Food prices on the Balearic Islands have soared alongside the number of tourists visiting the archipelago over the last five years – with the cost of essentials including oil and bottled water spiking by over 50%. While local demonstrations have tended to focus on the island group’s struggling housing market, thought to be caused by a rise in short-term lets and second-homeowners, a growing cost-of-living crisis is also being felt in the popular holiday spot.
Concerns about affording everyday food items beat overtourism and the housing market as the most pressing concern among residents, according to a survey by the Balearic Institute of Social Studies, with 84% of respondees describing it as a serious issue.
Alfonso Rodriguez, president of the Consubal consumers association, said the cost of oil had risen by 67% since 2020, with sugar, lamb, bottled water and juice all also up by around 50%, the Majorca Daily Bulletin reports.
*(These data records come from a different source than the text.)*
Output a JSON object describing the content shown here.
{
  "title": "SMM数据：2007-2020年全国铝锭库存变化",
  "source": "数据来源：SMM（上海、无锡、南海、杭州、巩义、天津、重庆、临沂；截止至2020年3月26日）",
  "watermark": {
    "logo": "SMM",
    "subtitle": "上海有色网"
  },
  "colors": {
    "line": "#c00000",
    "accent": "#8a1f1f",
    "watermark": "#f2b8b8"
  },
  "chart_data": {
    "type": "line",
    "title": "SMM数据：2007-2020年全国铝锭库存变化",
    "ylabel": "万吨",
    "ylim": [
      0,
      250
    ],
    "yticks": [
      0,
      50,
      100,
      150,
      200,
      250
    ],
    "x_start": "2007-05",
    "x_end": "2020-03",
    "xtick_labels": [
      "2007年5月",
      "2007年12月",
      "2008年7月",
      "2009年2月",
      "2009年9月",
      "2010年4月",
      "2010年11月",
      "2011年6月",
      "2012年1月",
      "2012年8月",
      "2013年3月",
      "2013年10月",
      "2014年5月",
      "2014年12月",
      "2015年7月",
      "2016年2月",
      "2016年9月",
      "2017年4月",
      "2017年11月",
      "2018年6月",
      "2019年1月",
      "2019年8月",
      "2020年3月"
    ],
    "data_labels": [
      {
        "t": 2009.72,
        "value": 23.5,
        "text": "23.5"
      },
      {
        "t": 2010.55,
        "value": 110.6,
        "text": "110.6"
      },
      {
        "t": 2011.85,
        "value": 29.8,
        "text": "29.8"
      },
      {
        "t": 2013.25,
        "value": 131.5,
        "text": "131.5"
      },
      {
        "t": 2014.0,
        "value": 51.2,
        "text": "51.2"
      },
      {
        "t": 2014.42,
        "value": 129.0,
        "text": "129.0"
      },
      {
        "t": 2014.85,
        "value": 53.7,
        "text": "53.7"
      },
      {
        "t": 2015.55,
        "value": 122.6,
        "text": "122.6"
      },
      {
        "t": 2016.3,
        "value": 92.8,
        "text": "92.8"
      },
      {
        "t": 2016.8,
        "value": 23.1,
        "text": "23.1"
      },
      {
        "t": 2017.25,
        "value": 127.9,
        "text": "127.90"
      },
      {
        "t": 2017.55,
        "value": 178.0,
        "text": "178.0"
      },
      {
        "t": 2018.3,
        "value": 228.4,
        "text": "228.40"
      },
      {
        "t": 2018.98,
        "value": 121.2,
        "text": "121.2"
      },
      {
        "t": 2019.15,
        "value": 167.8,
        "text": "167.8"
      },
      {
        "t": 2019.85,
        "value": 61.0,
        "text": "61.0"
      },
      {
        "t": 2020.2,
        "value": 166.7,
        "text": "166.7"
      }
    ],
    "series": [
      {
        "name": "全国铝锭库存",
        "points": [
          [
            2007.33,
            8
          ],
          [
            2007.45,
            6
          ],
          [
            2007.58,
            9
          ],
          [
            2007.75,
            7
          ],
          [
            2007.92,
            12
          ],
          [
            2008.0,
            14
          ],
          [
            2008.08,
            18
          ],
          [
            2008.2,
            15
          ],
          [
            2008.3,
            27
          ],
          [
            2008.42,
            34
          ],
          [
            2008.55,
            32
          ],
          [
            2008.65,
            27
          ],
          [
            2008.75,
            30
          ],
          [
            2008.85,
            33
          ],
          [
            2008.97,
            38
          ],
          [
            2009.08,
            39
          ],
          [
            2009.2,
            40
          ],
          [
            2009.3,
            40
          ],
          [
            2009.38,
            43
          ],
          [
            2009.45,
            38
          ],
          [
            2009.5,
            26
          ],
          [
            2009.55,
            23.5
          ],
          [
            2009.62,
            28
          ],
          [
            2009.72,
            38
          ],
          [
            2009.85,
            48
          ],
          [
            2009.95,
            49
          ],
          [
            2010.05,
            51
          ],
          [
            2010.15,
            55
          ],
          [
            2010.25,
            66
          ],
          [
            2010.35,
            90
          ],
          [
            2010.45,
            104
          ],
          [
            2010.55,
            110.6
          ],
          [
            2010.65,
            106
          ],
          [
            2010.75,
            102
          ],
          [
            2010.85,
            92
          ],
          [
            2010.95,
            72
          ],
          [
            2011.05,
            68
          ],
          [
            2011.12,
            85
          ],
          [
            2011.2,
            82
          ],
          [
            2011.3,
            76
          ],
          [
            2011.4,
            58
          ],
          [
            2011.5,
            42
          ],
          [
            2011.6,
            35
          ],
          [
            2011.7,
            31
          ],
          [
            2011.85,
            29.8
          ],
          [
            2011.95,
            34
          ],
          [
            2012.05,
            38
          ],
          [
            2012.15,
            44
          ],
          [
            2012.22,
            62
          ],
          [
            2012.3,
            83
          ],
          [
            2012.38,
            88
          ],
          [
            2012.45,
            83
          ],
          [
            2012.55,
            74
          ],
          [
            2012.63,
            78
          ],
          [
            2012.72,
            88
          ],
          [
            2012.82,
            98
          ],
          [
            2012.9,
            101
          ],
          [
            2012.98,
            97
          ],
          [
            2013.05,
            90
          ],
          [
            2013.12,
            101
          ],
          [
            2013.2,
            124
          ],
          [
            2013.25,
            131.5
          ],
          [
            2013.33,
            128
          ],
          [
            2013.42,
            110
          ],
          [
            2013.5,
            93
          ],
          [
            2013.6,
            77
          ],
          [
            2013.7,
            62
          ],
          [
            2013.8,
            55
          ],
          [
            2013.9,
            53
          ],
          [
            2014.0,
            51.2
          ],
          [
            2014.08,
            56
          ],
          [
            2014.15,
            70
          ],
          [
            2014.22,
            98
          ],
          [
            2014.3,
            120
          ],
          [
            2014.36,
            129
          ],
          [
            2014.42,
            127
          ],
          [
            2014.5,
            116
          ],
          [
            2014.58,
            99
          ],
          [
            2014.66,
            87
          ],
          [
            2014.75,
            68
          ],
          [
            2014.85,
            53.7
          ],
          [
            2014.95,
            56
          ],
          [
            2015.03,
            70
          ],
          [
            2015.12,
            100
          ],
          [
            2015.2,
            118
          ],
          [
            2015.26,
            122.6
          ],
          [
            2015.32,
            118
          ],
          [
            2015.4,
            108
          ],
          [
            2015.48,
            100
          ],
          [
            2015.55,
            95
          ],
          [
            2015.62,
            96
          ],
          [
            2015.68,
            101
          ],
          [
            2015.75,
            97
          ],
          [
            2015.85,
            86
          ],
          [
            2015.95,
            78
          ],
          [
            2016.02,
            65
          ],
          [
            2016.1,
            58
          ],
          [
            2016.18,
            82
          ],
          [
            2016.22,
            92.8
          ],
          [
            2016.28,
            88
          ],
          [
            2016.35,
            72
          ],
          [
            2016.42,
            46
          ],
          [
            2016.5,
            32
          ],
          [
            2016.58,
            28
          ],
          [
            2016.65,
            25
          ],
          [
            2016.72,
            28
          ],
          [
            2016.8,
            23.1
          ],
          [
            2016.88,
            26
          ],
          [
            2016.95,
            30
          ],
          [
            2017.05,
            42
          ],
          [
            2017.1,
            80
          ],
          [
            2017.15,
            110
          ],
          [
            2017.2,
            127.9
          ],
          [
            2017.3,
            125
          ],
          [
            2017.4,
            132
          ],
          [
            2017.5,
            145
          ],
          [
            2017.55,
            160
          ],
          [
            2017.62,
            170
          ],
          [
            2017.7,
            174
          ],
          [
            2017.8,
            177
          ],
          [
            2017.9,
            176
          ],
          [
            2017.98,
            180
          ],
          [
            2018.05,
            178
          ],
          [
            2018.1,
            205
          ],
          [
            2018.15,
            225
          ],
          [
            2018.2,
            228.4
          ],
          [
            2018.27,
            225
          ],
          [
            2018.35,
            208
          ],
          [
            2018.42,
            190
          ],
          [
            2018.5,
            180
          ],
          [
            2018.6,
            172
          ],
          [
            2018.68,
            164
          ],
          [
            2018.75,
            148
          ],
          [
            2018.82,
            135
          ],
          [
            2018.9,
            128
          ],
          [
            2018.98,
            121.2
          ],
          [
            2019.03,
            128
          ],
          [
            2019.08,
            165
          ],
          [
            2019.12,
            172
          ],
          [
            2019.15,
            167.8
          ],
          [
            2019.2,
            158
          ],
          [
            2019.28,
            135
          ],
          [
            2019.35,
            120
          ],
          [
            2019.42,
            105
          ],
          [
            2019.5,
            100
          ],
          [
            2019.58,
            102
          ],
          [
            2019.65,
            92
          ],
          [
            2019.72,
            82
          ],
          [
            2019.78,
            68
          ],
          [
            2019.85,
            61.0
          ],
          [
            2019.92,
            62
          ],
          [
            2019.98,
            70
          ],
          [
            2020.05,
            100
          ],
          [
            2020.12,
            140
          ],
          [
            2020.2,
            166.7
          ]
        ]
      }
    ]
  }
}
Alongside growing dissent and a fresh spate of planned protests, the rising costs could put international visitors off heading to Majorca and Ibiza for their summer break – with research showing a drop in both domestic and foreign spending.
Data published by restaurant association Restauración CAEB showed a revenue drop in Majorca’s hospitality sector by up to 20% during the first quarter of 2025, with both Spanish travellers and those from abroad appearing to spend less than the year before.
“If spending in our sector decreases, it will inevitably affect the entire local economy,” the association’s president Juan Miguel Ferrer warned.
While hiked food prices could have an impact on tourist spending, they may also have been driven by an influx of wealthy expats, with foreign residents making up almost half of the archipelago’s total population.
The Balearic Islands’ geographical location brings with it a reliance on imported produce, which, coupled with rising inflation and increasing raw material costs, makes it vulnerable to high food costs.
This in turn might leave business owners with little choice but to pass on the financial burden to customers – something affluent Brits might be able to afford, but which could put locals already struggling to pay their rent in an even more untenable position.
“Majorca has become uber-expensive for the average consumer, and is perhaps in danger of outpricing itself in favour of caressing the plump wallets of the super-rich,” reporter Peter Clover wrote in the Majorca Daily Bulletin last summer.
“I’m almost certain that somewhere along the line, some retail entrepreneurs are taking the proverbial and raking in the profits, while happily shafting the customer,” he added. “But that still means that as an island, we take a harder hit than most!”
Access to housing was the second most pressing issue among Balearic residents, according to the social studies institute, with 72% describing it as a matter of “great concern”, while two-thirds of the 1,300 people surveyed said they were very worried about the ongoing consequences of overtourism.